There are risks to stiffening the sanctions, as the administration has pointed out. But the risks of easing them are greater, without far more significant concessions than our government currently hopes to secure. Everyone talks of military options, but it is virtually impossible for any reasonable person to believe that such options still exist. American military action is highly unlikely; Israeli military action is more unlikely still.
Given these realities, a tough approach to sanctions is the only way to prevent the wily and radical Iranian regime from achieving a victory, both psychological and practical, in its march toward nuclear weapons. If the sanctions are prematurely weakened and then crumble, all is lost.
Second: American Jews need to tone down the inflammatory, near-hysterical rhetoric that is being used against the administration.
American Jewish leaders seem to be following the lead of those Israeli politicians who have preferred an angry, belligerent tone to a reasoned argument. Alan Dershowitz, writing in Haaretz, comes to conclusions that I agree with, but along the way accuses the Obama administration of contemplating a “Chamberlain moment.” The argument is that Chamberlain engaged in bad diplomacy and poor negotiations, and in the process, demonstrated weakness and, by implication, cowardice — and that Barack Obama is doing the same.

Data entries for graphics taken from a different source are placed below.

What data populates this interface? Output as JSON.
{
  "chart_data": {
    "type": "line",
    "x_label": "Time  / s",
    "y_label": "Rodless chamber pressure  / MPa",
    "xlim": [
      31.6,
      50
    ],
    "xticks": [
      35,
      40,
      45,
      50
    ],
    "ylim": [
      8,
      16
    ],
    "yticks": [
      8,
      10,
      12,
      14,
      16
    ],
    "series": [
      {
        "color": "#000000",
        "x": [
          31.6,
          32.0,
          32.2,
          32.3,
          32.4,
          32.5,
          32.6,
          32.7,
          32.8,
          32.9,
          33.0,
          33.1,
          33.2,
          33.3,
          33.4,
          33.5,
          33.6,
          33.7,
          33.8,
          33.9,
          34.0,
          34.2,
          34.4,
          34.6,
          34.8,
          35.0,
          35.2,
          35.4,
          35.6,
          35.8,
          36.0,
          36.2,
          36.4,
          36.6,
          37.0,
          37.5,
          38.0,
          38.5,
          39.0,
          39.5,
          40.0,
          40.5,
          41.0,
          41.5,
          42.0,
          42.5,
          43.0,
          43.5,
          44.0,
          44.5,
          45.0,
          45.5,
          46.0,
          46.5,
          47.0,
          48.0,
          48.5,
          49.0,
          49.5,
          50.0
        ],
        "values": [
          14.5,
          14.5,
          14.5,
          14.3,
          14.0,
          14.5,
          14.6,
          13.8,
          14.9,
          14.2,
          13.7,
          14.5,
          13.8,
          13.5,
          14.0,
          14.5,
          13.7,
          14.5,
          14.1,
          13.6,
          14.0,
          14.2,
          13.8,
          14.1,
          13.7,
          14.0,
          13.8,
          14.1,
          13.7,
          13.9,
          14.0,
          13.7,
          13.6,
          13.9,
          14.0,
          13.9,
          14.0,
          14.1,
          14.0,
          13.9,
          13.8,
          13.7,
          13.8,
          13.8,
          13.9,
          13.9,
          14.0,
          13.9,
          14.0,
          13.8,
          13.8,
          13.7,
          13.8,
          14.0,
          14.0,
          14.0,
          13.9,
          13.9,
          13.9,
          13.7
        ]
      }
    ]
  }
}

I think that this approach is neither correct nor helpful. The fact is that the administration is making a fairly compelling case, but one that is fatally flawed. American Jews need to make the opposite case, and that is best done by coolly marshaling evidence and demonstrating the extent to which American and Israeli interests overlap on Iran.
In addition, it is politically disastrous to use this tone. There is much sympathy for Israel in Congress, and much suspicion of Iranian intentions; it will be difficult to win support for a tough line on sanctions, but not impossible. Still, success will require support on both sides of the aisle. Backing for Israel in this case, as in all others, must be bipartisan, and Democrats will be far less likely to buck their president if they are hearing from Jewish leaders the same harsh attacks on Obama that they are hearing from their Republican counterparts.
Third: American Jews must tell Netanyahu that the actions of his government are undermining the case that he is trying to make on Iran in America.
Last Tuesday, the prime minister issued a statement halting a plan by his housing minister to explore settlement building in the West Bank because it was “an action that creates an unnecessary confrontation with the international community at a time when we are making an effort to persuade elements in the international community to reach a better deal with Iran.”
Exactly so. But then, the very next day, Netanyahu said in the Knesset that thousands more homes would be built in Judea and Samaria, despite international pressure. And, of course, several major settlement building plans have been announced in recent months, in each case generating unfavorable headlines and drawing harsh criticism from the American government and the European Union.
To say the least, there is no logic whatever to what the prime minister is doing, other than the logic of narrow political advantage. If, as Netanyahu said, last week’s settlement initiative hurts Israel’s efforts on Iran, why isn’t this equally true for other settlement initiatives? If Iran is really Israel’s top priority, as it should be and as he says it is, why cannot settlement plans be set aside until the Iranian question is resolved? It does not help to insist that the two issues should not be related; in the real world, they are very much connected.
Netanyahu, who has done so much to win support in the world for his position on Iran, is allowing coalition-related considerations to undercut that support. As the battle over sanctions continues, this must stop.
Nonetheless, it is my first point that is most important. The danger is immediate. A nuclear Iran will destabilize the Mideast, alienate American allies in the region and decrease any chance of Israeli-Palestinian peace. To avoid this possibility, the sanctions must be maintained and toughened. And American Jews – left, right and center – should do all that they can to make that happen.